On QualityContracts.co.uk, approximately 28% of roles with a stated IR35 status are classified as outside IR35. The proportion varies by sector and role type, with some disciplines seeing a significantly higher or lower share of outside IR35 opportunities. Each listing on this page displays its IR35 status where provided by the hiring organisation.
What devsecops roles are usually Outside IR35?
DevSecOps contracts can sit outside IR35 when structured around implementing specific security capabilities within a development pipeline. Delivering an automated security scanning framework, building a secrets management solution, or hardening a container orchestration platform are all engagements with clear deliverables. The relatively specialist nature of the work means the contractor is often the only person in the organisation with this skill set, which naturally creates autonomy over how the work is delivered. Technology companies and scale-ups are more likely to offer outside IR35 DevSecOps work than banks or government departments.
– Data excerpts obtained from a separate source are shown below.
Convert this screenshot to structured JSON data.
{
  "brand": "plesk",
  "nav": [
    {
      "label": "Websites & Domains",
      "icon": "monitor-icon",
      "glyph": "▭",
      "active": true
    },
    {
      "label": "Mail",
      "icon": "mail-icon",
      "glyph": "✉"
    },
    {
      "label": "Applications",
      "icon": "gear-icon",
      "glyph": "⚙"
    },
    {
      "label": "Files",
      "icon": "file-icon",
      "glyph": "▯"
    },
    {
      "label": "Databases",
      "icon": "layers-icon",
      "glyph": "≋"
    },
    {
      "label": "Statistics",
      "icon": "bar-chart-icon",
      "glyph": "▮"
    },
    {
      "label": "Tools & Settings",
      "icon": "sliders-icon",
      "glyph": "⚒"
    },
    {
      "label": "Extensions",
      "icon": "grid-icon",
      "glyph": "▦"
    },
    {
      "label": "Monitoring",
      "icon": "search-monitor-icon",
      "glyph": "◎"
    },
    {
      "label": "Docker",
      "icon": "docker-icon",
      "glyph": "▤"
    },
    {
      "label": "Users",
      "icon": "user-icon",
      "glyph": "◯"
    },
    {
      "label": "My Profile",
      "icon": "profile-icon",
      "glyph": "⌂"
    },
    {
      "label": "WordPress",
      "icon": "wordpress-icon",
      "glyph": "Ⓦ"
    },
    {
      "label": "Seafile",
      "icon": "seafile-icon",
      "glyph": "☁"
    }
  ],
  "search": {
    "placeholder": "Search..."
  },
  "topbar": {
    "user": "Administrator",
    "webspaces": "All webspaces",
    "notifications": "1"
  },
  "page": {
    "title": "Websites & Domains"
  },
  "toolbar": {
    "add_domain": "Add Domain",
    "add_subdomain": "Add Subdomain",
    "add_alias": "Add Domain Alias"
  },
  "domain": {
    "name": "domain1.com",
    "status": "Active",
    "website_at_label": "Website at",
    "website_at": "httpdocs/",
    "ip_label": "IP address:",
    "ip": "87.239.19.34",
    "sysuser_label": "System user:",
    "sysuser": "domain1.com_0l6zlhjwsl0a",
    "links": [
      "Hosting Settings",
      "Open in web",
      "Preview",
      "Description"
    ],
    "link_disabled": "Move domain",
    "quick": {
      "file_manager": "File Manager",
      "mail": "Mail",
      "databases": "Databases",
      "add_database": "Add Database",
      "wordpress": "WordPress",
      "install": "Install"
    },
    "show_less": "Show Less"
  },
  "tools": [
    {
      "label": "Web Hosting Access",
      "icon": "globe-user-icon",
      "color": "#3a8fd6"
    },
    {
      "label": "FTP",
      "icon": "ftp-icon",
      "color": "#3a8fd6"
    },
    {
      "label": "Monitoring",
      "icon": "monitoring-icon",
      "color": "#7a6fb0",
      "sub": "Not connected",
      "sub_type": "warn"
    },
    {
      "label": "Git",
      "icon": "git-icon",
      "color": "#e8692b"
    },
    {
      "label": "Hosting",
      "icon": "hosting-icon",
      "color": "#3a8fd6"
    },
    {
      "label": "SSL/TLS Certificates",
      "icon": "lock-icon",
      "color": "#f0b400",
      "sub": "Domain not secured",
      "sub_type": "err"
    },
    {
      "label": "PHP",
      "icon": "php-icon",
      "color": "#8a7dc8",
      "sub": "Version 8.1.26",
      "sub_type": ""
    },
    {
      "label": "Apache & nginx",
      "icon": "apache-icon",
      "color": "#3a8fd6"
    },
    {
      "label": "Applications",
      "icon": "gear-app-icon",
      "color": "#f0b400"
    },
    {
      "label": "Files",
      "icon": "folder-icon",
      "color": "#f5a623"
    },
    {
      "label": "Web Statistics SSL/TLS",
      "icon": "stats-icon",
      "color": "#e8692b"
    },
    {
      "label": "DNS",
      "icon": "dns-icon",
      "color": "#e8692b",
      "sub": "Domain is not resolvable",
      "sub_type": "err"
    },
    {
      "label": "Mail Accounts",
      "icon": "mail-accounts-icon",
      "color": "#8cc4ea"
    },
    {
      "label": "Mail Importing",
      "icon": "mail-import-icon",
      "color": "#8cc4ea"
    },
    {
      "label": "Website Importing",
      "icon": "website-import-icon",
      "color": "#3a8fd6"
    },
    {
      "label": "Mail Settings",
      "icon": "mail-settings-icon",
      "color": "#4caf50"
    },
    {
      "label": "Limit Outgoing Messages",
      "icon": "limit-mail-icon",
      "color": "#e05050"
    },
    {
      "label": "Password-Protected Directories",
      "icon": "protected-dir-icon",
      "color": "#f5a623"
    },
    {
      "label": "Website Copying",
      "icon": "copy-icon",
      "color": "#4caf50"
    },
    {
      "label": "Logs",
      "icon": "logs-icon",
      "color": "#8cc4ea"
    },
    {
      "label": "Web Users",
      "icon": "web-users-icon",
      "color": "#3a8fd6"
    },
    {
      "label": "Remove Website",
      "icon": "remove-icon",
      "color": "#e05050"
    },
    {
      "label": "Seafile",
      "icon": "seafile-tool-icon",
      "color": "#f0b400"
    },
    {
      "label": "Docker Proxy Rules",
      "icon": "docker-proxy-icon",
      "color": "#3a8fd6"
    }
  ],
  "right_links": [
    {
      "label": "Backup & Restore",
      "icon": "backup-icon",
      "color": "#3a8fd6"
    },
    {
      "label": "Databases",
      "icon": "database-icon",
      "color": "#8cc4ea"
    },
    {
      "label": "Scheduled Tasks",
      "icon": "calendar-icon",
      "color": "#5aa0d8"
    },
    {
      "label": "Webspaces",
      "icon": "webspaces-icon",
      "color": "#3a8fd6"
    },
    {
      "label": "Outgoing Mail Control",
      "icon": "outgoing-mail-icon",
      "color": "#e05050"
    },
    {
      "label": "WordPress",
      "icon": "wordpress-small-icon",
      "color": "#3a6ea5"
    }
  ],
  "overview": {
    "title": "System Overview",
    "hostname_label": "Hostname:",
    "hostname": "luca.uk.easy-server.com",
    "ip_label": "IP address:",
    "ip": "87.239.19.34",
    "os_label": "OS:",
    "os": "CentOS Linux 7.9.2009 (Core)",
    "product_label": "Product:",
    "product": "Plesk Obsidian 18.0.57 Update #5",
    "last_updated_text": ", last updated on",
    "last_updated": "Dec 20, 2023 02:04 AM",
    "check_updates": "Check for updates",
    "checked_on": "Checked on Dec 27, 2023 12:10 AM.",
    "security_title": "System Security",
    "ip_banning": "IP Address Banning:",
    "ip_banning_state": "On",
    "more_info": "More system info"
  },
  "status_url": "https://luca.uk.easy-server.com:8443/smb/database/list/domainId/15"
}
How much do devsecops contractors usually earn when working Outside IR35?
Contract rates for devsecops roles typically range from £550 to £850 per day, depending on the scope of the role, required expertise, and the delivery expectations of the engagement. Rates shown are for outside IR35 engagements and reflect the gross day rate paid to the contractor's limited company before any personal tax obligations.
How many Outside IR35 devsecops vacancies are there on Quality Contracts?
Over the past twelve months, we have tracked over 150 devsecops contract roles across the site. Of the roles currently listed on our site, around one in four are Outside IR35. Data reviewed up to June 2026.